As best I can tell, around February 2010, my husband began a life of crime. For less than the cost of our monthly cell phone bill, he obtained a program called E-Blaster, made by SpectorSoft. He installed it on the Gateway laptop that he had purchased for me – ironically during marriage counseling – and began his long siege on my sanity.
E-Blaster and its ilk have legitimate and legal uses. Government agencies and privately owned businesses use such software on computers used by their employees, and monitor those employees internet usage as well as general time wasting activities. I can certainly see the value in making sure that your employee isn’t using a company computer to access kiddie porn or purchasing illegal goodies on a Silk Road type venue. Parents of minor children may also legally use such software to monitor the internet activity of their kids. SpectorSoft quite explicitly states on their website that using their product to monitor a spouse is almost certainly illegal in the United States, and to be safe, any adult using any computer that the product is installed on should be notified that such software is monitoring their every cyberstep.
My hubby neglected to mention this installation. In the early summer of 2010, I was pretty sure that I was going nuts: my husband began quoting, word for word, excerpts from my AOL email account, my Facebook private messages, and my text messages. These were in addition to apparently “following” my sisters and friends on Facebook, and commenting to me on THEIR activities as well.

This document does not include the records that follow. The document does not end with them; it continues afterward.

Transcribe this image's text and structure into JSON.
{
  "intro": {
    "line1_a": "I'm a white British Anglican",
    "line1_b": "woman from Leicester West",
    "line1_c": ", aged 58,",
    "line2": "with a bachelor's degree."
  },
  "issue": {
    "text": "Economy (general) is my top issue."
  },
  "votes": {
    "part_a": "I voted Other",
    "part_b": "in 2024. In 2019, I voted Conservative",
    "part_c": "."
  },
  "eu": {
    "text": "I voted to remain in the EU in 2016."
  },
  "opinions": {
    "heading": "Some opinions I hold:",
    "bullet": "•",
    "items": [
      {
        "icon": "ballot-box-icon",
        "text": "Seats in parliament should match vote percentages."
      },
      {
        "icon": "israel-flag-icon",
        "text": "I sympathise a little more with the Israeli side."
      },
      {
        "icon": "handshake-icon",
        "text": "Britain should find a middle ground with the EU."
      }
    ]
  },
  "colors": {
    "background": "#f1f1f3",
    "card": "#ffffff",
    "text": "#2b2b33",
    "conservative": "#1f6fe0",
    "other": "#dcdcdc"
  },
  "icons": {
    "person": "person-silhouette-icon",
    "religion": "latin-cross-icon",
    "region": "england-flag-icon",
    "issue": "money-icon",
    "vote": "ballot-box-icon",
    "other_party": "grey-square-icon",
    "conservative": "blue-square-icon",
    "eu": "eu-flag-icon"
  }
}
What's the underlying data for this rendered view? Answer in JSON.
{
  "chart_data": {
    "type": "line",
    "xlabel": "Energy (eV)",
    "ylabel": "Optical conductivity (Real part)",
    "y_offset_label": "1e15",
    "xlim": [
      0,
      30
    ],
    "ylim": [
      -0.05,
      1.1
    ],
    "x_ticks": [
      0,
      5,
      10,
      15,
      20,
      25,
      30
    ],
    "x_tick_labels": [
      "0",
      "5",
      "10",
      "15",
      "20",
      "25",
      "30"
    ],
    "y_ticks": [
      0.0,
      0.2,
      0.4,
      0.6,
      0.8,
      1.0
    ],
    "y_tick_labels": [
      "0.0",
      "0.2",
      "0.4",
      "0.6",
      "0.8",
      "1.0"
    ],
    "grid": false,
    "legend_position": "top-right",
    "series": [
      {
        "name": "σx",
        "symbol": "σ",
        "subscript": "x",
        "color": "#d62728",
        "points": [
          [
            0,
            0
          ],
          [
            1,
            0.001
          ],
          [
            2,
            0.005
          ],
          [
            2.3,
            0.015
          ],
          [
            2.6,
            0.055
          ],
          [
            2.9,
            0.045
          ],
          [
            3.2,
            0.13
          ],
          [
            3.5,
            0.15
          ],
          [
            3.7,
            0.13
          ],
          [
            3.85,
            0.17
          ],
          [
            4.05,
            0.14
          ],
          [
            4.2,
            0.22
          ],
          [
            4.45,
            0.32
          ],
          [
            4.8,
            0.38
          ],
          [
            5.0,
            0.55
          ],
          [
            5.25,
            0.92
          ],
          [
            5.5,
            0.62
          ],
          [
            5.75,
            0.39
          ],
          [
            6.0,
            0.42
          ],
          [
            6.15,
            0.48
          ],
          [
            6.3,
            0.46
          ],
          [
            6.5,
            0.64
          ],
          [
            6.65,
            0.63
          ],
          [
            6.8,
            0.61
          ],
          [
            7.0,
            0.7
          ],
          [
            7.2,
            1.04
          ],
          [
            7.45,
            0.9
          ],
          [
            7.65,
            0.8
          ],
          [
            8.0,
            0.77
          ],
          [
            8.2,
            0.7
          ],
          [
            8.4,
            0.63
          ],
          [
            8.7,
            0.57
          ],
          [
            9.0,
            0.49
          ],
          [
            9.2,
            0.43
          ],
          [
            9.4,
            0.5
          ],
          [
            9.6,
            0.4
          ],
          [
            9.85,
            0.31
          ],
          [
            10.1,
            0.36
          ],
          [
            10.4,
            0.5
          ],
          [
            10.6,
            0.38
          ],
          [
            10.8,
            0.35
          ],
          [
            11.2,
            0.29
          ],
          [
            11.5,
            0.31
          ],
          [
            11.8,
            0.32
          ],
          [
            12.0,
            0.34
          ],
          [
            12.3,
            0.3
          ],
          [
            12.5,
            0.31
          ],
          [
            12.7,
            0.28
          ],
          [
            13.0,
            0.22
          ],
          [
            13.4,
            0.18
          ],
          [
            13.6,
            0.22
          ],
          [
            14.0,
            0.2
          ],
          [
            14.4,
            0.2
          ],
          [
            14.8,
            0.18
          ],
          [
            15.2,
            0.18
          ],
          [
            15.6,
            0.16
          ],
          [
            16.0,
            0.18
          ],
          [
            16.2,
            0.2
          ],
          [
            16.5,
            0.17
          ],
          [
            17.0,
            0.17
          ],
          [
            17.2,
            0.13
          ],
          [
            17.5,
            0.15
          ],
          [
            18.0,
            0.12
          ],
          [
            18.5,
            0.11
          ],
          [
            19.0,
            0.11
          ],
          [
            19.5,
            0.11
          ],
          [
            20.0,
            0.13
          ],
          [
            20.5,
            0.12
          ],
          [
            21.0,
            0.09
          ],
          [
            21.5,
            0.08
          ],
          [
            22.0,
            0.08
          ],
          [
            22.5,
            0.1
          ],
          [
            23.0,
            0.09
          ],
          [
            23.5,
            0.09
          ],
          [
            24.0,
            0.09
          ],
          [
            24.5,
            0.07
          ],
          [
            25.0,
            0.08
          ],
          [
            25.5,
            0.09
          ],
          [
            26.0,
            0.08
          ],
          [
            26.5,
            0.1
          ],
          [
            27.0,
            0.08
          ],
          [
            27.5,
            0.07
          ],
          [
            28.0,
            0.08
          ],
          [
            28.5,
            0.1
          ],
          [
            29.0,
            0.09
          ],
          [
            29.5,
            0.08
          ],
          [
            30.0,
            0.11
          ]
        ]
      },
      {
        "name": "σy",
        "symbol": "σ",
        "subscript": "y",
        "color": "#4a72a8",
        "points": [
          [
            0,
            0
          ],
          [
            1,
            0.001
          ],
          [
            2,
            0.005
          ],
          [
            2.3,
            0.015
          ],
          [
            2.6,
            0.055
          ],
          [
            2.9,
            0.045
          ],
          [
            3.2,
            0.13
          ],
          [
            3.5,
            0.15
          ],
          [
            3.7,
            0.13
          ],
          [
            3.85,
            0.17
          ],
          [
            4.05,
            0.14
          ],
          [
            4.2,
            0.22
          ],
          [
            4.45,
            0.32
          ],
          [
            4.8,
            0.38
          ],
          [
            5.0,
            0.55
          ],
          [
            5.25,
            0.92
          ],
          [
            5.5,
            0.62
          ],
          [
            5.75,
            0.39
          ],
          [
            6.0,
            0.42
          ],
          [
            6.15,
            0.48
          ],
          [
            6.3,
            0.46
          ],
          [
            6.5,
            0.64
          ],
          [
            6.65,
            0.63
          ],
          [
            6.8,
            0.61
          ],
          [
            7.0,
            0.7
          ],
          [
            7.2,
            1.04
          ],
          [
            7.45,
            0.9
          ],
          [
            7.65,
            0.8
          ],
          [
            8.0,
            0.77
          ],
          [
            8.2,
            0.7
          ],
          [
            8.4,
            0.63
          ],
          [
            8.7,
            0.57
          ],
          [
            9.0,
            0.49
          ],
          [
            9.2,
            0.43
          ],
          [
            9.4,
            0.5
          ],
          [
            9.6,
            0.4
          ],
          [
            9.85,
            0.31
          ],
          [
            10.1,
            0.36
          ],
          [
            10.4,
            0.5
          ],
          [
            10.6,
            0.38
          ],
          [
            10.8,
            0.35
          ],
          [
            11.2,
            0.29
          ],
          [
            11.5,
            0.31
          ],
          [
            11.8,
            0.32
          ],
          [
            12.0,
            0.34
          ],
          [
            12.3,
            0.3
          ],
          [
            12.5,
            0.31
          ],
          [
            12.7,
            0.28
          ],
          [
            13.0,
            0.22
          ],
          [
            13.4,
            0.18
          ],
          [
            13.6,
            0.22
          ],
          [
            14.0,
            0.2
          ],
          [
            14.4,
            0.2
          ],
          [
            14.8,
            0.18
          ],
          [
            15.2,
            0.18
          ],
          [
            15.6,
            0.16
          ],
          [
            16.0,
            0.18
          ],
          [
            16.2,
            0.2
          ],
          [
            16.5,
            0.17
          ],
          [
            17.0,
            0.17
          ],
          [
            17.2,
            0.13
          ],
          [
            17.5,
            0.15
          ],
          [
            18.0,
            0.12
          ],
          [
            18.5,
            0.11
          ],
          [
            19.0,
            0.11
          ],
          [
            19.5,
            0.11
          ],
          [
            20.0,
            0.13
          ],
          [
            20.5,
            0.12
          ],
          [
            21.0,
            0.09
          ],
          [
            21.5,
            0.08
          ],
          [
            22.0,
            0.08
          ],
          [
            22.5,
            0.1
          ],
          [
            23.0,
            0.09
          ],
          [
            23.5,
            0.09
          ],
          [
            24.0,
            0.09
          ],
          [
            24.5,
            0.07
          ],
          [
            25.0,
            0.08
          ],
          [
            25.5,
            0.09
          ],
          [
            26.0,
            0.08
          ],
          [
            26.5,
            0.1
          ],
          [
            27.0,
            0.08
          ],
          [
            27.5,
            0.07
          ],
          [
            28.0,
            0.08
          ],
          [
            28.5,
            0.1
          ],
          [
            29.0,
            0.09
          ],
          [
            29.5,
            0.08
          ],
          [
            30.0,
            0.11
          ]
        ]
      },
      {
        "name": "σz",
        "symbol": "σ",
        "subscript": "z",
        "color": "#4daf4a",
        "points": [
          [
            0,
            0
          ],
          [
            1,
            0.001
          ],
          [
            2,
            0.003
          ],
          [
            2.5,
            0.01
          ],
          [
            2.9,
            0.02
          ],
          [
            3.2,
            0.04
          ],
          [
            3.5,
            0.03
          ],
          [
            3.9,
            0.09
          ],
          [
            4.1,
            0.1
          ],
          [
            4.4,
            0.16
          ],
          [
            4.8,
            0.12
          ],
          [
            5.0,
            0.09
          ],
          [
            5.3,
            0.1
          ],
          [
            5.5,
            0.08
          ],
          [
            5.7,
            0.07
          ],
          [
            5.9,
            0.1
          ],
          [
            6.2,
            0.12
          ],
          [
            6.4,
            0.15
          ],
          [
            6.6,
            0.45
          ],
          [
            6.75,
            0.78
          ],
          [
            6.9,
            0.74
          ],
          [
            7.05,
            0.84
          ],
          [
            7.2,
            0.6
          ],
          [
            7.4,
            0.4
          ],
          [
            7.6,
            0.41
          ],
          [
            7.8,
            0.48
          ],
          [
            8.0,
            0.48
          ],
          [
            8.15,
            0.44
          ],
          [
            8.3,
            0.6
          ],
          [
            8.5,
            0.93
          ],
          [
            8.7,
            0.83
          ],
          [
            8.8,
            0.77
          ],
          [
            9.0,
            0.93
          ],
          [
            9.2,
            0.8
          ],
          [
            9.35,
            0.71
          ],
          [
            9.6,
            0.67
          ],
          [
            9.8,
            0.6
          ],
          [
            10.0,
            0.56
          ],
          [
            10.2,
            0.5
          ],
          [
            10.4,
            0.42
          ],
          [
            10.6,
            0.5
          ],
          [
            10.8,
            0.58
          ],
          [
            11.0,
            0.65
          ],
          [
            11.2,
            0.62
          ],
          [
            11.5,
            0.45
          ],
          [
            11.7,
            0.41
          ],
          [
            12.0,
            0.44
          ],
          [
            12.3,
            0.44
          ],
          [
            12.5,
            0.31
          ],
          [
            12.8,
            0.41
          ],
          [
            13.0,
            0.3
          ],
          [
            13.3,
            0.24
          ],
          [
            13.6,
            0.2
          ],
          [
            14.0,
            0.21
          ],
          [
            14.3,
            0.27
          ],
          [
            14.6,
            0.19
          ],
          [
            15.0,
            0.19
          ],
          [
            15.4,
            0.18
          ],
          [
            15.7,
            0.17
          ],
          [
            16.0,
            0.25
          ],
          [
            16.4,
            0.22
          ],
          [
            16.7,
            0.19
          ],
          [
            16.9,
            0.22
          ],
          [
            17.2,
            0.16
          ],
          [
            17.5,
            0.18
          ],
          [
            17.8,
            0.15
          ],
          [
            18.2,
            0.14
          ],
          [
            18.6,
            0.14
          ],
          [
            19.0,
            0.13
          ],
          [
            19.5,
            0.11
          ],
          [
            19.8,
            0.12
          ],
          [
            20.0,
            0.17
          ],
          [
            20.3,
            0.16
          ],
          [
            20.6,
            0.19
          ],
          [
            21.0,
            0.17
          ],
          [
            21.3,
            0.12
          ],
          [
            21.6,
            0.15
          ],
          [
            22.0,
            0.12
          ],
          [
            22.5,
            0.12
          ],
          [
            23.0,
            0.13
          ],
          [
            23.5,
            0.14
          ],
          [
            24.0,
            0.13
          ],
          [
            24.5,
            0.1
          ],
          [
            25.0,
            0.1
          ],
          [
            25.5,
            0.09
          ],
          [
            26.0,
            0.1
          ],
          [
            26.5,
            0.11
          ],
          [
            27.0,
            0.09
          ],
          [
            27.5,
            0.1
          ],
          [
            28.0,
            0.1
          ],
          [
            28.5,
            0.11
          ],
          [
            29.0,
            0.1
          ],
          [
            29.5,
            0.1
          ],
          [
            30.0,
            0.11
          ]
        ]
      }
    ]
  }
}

I’ve learned a few things over the last few years in dealing with being stalked – both in the cyber and real world. I am nearing the end of my journey with uncooperative law enforcement, the bureaucracy of various Alphabet Soup government agencies, a narcissistic ex, and figuring out who has your back. I sincerely hope that I can help others avoid some of the unnecessary missteps I have made.
Lesson #1: You will sound crazy. Really. Get used to the eye rolling when you try to tell your family, friends and various law enforcement personnel that you are being spied on, cyberstalked, followed etc.
Lesson #2: It is NOT a “civil matter”. It IS a crime – from a selection of state and federal felonies, in fact. Law enforcement does NOT want to get involved in the crime if you are involved with the perpetrator. Be the squeaky wheel.
Lesson #3: Document everything. Call the police or sheriff’s department to document when needed. That is, in fact, their job.
Lesson #4: Don’t stoop to his level. Nothing will stop your progress faster than law enforcement believing that YOU have violated any law, but particularly a law you are trying to bring him to justice for.
Lesson #5: Be patient. This has taken me FOUR YEARS. But in the immortal words of my dad, “Give ’em enough rope to hang himself”. It works, because this type of person is so arrogant as to believe that they have the right to terrorize you, are too smart for someone like you to catch them, and won’t really get in trouble anyway.
Lesson #6: Be safe. This is a sickness, and becomes an obsession. Eventually, my hubby couldn’t NOT monitor my activities. I literally am never alone, nor do I plan to be until he is safely wearing an orange jumpsuit. See #1; yes, some people still think I’m overcautious and maybe a little crazy. Those closest to me have had enough “coincidences”, odd happenings with their cars, computers, cell phones,
home alarms, vehicles following them…. Better thought of as crazy and alive to testify than have your headstone read “She Was Right”.